MANFAAT TANAMAN HIJAU UNTUK KESEHATAN
Rumah merupakan tempat tinggal yang paling dinantikan setelah seharian bekerja di luar dengan rasa cape, lelah dan kita butuh istirahat. Rumah yang sehat adalah rumah yang senantiasa terjaga kebersihannya, baik didalam maupun diluar rumah. Nah untuk itu kita harus bisa menjaga agar rumah kita senantiasa bersih dari debu maupun kotoran supaya rumah kita sehat. Kita sendiri juga bisa mewujudkan rumah sehat, dengan cara cukup menanam tumbuh tumbuhan yang hijau didalam maupun diluar rumah, karena banyak sekali manfaat yang dapat dirasakan ketika bisa menanam tumbuhan hijau disekitar rumah.Selain membuat rumah kita menjadi sehat juga bisa memperindah ruangan rumah . Dibawah ini ada beberapa manfaat jika kita menanam tumbuhan hijau disekitar rumah :
- Bernapas Lebih Mudah : Ketika Anda bernafas, tubuh Anda mengambil oksigen dan melepaskan karbon dioksida. Selama fotosintesis, tanaman menyerap karbon dioksida dan melepaskan oksigen. Pola penggunaan gas yang berlawanan ini membuat tumbuhan dan manusia menjadi mitra alami. Menambahkan tanaman ke ruang interior dapat meningkatkan kadar oksigen. Pada malam hari, fotosintesis berhenti, dan tanaman biasanya bernafas seperti manusia, menyerap oksigen dan melepaskan karbon dioksida. Beberapa tanaman - orchids, succulents dan epiphytic bromeliads - melakukan hal yang sebaliknya, mengambil karbon dioksida dan melepaskan oksigen. Tempatkan tanaman ini di kamar tidur untuk menyegarkan udara di malam hari.
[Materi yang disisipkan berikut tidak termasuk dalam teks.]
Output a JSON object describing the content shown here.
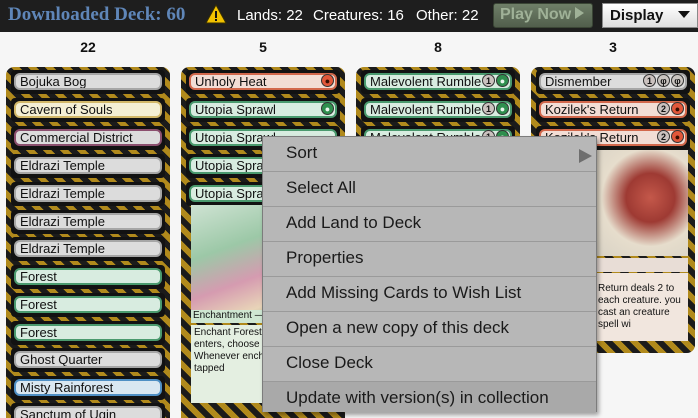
{
  "header": {
    "deck_title": "Downloaded Deck: 60",
    "warning_icon": "warning-icon",
    "lands_label": "Lands: 22",
    "creatures_label": "Creatures: 16",
    "other_label": "Other: 22",
    "play_now_label": "Play Now",
    "display_label": "Display"
  },
  "columns": [
    {
      "count": "22",
      "cards": [
        {
          "name": "Bojuka Bog",
          "color": "gray"
        },
        {
          "name": "Cavern of Souls",
          "color": "gold"
        },
        {
          "name": "Commercial District",
          "color": "multi"
        },
        {
          "name": "Eldrazi Temple",
          "color": "gray"
        },
        {
          "name": "Eldrazi Temple",
          "color": "gray"
        },
        {
          "name": "Eldrazi Temple",
          "color": "gray"
        },
        {
          "name": "Eldrazi Temple",
          "color": "gray"
        },
        {
          "name": "Forest",
          "color": "green"
        },
        {
          "name": "Forest",
          "color": "green"
        },
        {
          "name": "Forest",
          "color": "green"
        },
        {
          "name": "Ghost Quarter",
          "color": "gray"
        },
        {
          "name": "Misty Rainforest",
          "color": "blue"
        },
        {
          "name": "Sanctum of Ugin",
          "color": "gray"
        }
      ]
    },
    {
      "count": "5",
      "cards": [
        {
          "name": "Unholy Heat",
          "color": "red",
          "mana": [
            "r"
          ]
        },
        {
          "name": "Utopia Sprawl",
          "color": "green",
          "mana": [
            "g"
          ]
        },
        {
          "name": "Utopia Sprawl",
          "color": "green",
          "mana": []
        },
        {
          "name": "Utopia Sprawl",
          "color": "green",
          "mana": []
        },
        {
          "name": "Utopia Sprawl",
          "color": "green",
          "mana": []
        }
      ],
      "detail": {
        "type_line": "Enchantment — Aura",
        "rules_text": "Enchant Forest\nAs this Aura enters, choose a color.\nWhenever enchanted Forest is tapped"
      }
    },
    {
      "count": "8",
      "cards": [
        {
          "name": "Malevolent Rumble",
          "color": "green",
          "mana": [
            "1",
            "g"
          ]
        },
        {
          "name": "Malevolent Rumble",
          "color": "green",
          "mana": [
            "1",
            "g"
          ]
        },
        {
          "name": "Malevolent Rumble",
          "color": "green",
          "mana": [
            "1",
            "g"
          ]
        }
      ]
    },
    {
      "count": "3",
      "cards": [
        {
          "name": "Dismember",
          "color": "gray",
          "mana": [
            "1",
            "c",
            "c"
          ]
        },
        {
          "name": "Kozilek's Return",
          "color": "red",
          "mana": [
            "2",
            "r"
          ]
        },
        {
          "name": "Kozilek's Return",
          "color": "red",
          "mana": [
            "2",
            "r"
          ]
        }
      ],
      "detail": {
        "rules_text": "Return deals 2 to each creature. you cast an creature spell wi"
      }
    }
  ],
  "context_menu": {
    "items": [
      {
        "label": "Sort",
        "submenu": true
      },
      {
        "label": "Select All"
      },
      {
        "label": "Add Land to Deck"
      },
      {
        "label": "Properties"
      },
      {
        "label": "Add Missing Cards to Wish List"
      },
      {
        "label": "Open a new copy of this deck"
      },
      {
        "label": "Close Deck"
      },
      {
        "label": "Update with version(s) in collection"
      }
    ]
  }
}
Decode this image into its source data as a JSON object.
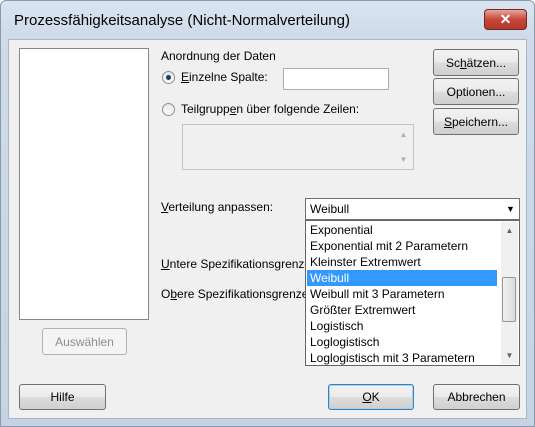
{
  "window": {
    "title": "Prozessfähigkeitsanalyse (Nicht-Normalverteilung)",
    "close_glyph": "✕"
  },
  "variables_list": {
    "select_button": "Auswählen"
  },
  "data_arrangement": {
    "heading": "Anordnung der Daten",
    "single_column": {
      "label": "Einzelne Spalte:",
      "selected": true,
      "value": ""
    },
    "subgroups": {
      "label": "Teilgruppen über folgende Zeilen:",
      "selected": false,
      "value": ""
    }
  },
  "side_buttons": {
    "estimate": "Schätzen...",
    "options": "Optionen...",
    "storage": "Speichern..."
  },
  "distribution": {
    "label": "Verteilung anpassen:",
    "selected": "Weibull",
    "options": [
      "Exponential",
      "Exponential mit 2 Parametern",
      "Kleinster Extremwert",
      "Weibull",
      "Weibull mit 3 Parametern",
      "Größter Extremwert",
      "Logistisch",
      "Loglogistisch",
      "Loglogistisch mit 3 Parametern"
    ],
    "highlighted_index": 3
  },
  "spec_limits": {
    "lower_label": "Untere Spezifikationsgrenze:",
    "upper_label": "Obere Spezifikationsgrenze:"
  },
  "footer": {
    "help": "Hilfe",
    "ok": "OK",
    "cancel": "Abbrechen"
  },
  "icons": {
    "scroll_up": "▲",
    "scroll_down": "▼",
    "combo_arrow": "▼"
  }
}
- Melepaskan Air : Sebagai bagian dari proses fotosintesis dan pernapasan, tanaman melepaskan uap lembab, yang meningkatkan kelembaban udara di sekitar mereka. Tanaman mengeluarkan kira-kira 97% air yang mereka gunakan. Letakkan beberapa tanaman bersama-sama, dan Anda dapat meningkatkan kelembapan ruangan, yang membantu menjaga gangguan pernapasan di teluk. Studi di Universitas Pertanian Norwegia mendokumentasikan bahwa menggunakan tanaman di ruang interior mengurangi kejadian kulit kering, masuk angin, sakit tenggorokan dan batuk kering.
- Memurnikan Udara : Tanaman mengeluarkan racun dari udara-hingga 87% dari senyawa organik yang mudah menguap (VOC) setiap 24 jam, menurut penelitian NASA. VOC termasuk zat seperti: formaldehida (hadir dalam karpet, vinil, asap rokok dan tas belanjaan), benzena dan trichloroethylene (keduanya ditemukan dalam serat buatan, tinta, pelarut dan cat). Benzena umumnya ditemukan dalam konsentrasi tinggi dalam pengaturan studi, di mana buku dan kertas cetak berlimpah.Bangunan yang dikontrol iklim modern, kedap udara, menjebak VOC di dalamnya. Penelitian NASA menemukan bahwa tanaman memurnikan udara yang terperangkap dengan menarik kontaminan ke dalam tanah, di mana mikroorganisme zona akar mengubah VOC menjadi makanan untuk tanaman.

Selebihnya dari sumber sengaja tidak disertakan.